Pupils occasionally injure themselves, requiring hospital attention.  If parents/carers can be contacted by telephone and have a car, they will be asked to transport their child to hospital. Otherwise, school staff will take the pupil to the hospital and meet parents/carers there, if at all possible.

 

Medicines  

Completion of the appropriate form (available from the school office) certain prescribed medicines can be given to pupils at school.  School staff do not administer intimate medical procedures. Oral medication only is administered.

 

Staff do not administer medicine because parents forget to do so. It is always part of a planned and agreed approach between school and parents and in the best interests of the young person concerned. (please see our medication policy)

 

Staff are trained in medication administration, however only two staff are responsible for administering medication.

Illness at school

From time to time children are sick (vomit) either at home or at school. Unfortunately it is not possible to distinguish between the causes, and therefore it is essential that the same rule of exclusion applies in all cases of vomiting or Diarrhoea.

 

In the Health Protection Agency document, “Guidelines for the Control of Infection and Communicable Disease in School and Early Years Settings”, the guidance is:

Diarrhoea and Vomiting exclusion

Diarrhoea and/or vomiting commonly affects children and staff and can be caused by a number of different germs, including viruses, parasites and bacteria. Infections can be easily spread from person to person (by unwashed hands), especially in children.

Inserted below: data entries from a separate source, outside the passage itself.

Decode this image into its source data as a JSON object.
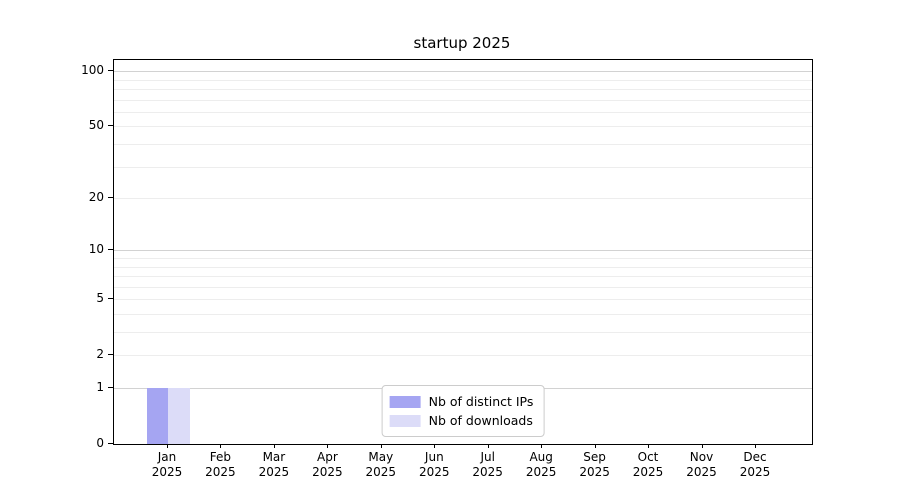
{
  "chart_data": {
    "type": "bar",
    "title": "startup 2025",
    "categories": [
      "Jan",
      "Feb",
      "Mar",
      "Apr",
      "May",
      "Jun",
      "Jul",
      "Aug",
      "Sep",
      "Oct",
      "Nov",
      "Dec"
    ],
    "category_year": "2025",
    "series": [
      {
        "name": "Nb of distinct IPs",
        "color": "#a5a5f2",
        "values": [
          1,
          0,
          0,
          0,
          0,
          0,
          0,
          0,
          0,
          0,
          0,
          0
        ]
      },
      {
        "name": "Nb of downloads",
        "color": "#dcdcf8",
        "values": [
          1,
          0,
          0,
          0,
          0,
          0,
          0,
          0,
          0,
          0,
          0,
          0
        ]
      }
    ],
    "xlabel": "",
    "ylabel": "",
    "yscale": "log1p",
    "ylim": [
      0,
      115
    ],
    "y_tick_labels": [
      0,
      1,
      2,
      5,
      10,
      20,
      50,
      100
    ],
    "y_major_gridlines": [
      1,
      10,
      100
    ],
    "y_minor_gridlines": [
      2,
      3,
      4,
      5,
      6,
      7,
      8,
      9,
      20,
      30,
      40,
      50,
      60,
      70,
      80,
      90
    ],
    "grid": true,
    "legend_position": "lower center"
  },
  "style": {
    "major_grid_color": "#d2d2d2",
    "minor_grid_color": "#ededed",
    "axis_color": "#000000",
    "background": "#ffffff"
  }
}
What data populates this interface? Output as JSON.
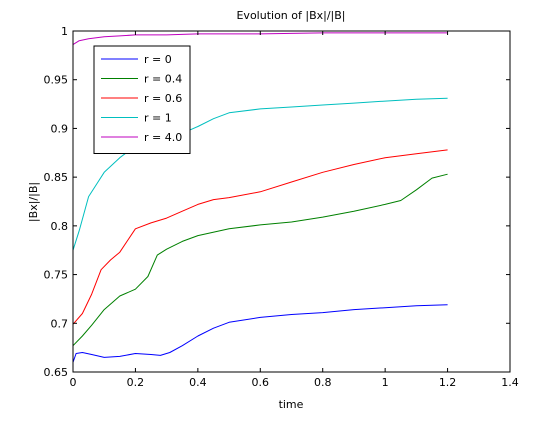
{
  "chart_data": {
    "type": "line",
    "title": "Evolution of |Bx|/|B|",
    "xlabel": "time",
    "ylabel": "|Bx|/|B|",
    "xlim": [
      0,
      1.4
    ],
    "ylim": [
      0.65,
      1.0
    ],
    "xticks": [
      0,
      0.2,
      0.4,
      0.6,
      0.8,
      1.0,
      1.2,
      1.4
    ],
    "xtick_labels": [
      "0",
      "0.2",
      "0.4",
      "0.6",
      "0.8",
      "1",
      "1.2",
      "1.4"
    ],
    "yticks": [
      0.65,
      0.7,
      0.75,
      0.8,
      0.85,
      0.9,
      0.95,
      1.0
    ],
    "ytick_labels": [
      "0.65",
      "0.7",
      "0.75",
      "0.8",
      "0.85",
      "0.9",
      "0.95",
      "1"
    ],
    "grid": false,
    "legend_position": "top-left",
    "series": [
      {
        "name": "r = 0",
        "color": "#0000ff",
        "x": [
          0,
          0.01,
          0.03,
          0.06,
          0.1,
          0.15,
          0.2,
          0.25,
          0.28,
          0.31,
          0.35,
          0.4,
          0.45,
          0.5,
          0.6,
          0.7,
          0.8,
          0.9,
          1.0,
          1.1,
          1.2
        ],
        "y": [
          0.66,
          0.669,
          0.67,
          0.668,
          0.665,
          0.666,
          0.669,
          0.668,
          0.667,
          0.67,
          0.677,
          0.687,
          0.695,
          0.701,
          0.706,
          0.709,
          0.711,
          0.714,
          0.716,
          0.718,
          0.719
        ]
      },
      {
        "name": "r = 0.4",
        "color": "#008000",
        "x": [
          0,
          0.03,
          0.06,
          0.1,
          0.15,
          0.2,
          0.24,
          0.27,
          0.3,
          0.35,
          0.4,
          0.5,
          0.6,
          0.7,
          0.8,
          0.9,
          1.0,
          1.05,
          1.1,
          1.15,
          1.2
        ],
        "y": [
          0.677,
          0.687,
          0.698,
          0.714,
          0.728,
          0.735,
          0.748,
          0.77,
          0.776,
          0.784,
          0.79,
          0.797,
          0.801,
          0.804,
          0.809,
          0.815,
          0.822,
          0.826,
          0.837,
          0.849,
          0.853
        ]
      },
      {
        "name": "r = 0.6",
        "color": "#ff0000",
        "x": [
          0,
          0.03,
          0.06,
          0.09,
          0.12,
          0.15,
          0.2,
          0.25,
          0.3,
          0.35,
          0.4,
          0.45,
          0.5,
          0.6,
          0.7,
          0.8,
          0.9,
          1.0,
          1.1,
          1.2
        ],
        "y": [
          0.699,
          0.71,
          0.73,
          0.755,
          0.765,
          0.773,
          0.797,
          0.803,
          0.808,
          0.815,
          0.822,
          0.827,
          0.829,
          0.835,
          0.845,
          0.855,
          0.863,
          0.87,
          0.874,
          0.878
        ]
      },
      {
        "name": "r = 1",
        "color": "#00bfbf",
        "x": [
          0,
          0.02,
          0.05,
          0.08,
          0.1,
          0.15,
          0.2,
          0.25,
          0.3,
          0.35,
          0.4,
          0.45,
          0.5,
          0.6,
          0.7,
          0.8,
          0.9,
          1.0,
          1.1,
          1.2
        ],
        "y": [
          0.775,
          0.795,
          0.83,
          0.845,
          0.855,
          0.87,
          0.882,
          0.888,
          0.893,
          0.895,
          0.902,
          0.91,
          0.916,
          0.92,
          0.922,
          0.924,
          0.926,
          0.928,
          0.93,
          0.931
        ]
      },
      {
        "name": "r = 4.0",
        "color": "#bf00bf",
        "x": [
          0,
          0.02,
          0.05,
          0.1,
          0.15,
          0.2,
          0.3,
          0.4,
          0.5,
          0.6,
          0.8,
          1.0,
          1.2
        ],
        "y": [
          0.986,
          0.99,
          0.992,
          0.994,
          0.995,
          0.996,
          0.996,
          0.997,
          0.997,
          0.997,
          0.998,
          0.998,
          0.998
        ]
      }
    ]
  }
}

In general, it is recommended that any staff member or child with diarrhoea and/or vomiting symptoms must stay away or be excluded from the school or early years setting until they have been free of symptoms for 48 hours (the ‘48 hour rule’) and feel well. Personal hygiene whilst ill must be very strict.

 

If your child shows sickness and/ or diarrhoea at school, we will ask you or your emergency contact to take your child home. They should not return for 48 hours. We appreciate that this is inconvenient in many cases, and you may not believe your child is ill, but you will appreciate that we do this in all cases and it should reduce the risk of infection for all children in school.  As an example, if your child is sick at lunchtime on a Tuesday, they should not return to school until after lunch on Thursday, provided there have not been any further episodes of vomiting.

 

Thank you for your understanding with this.  Further guidance on infection control may be found on the Public Health England Website.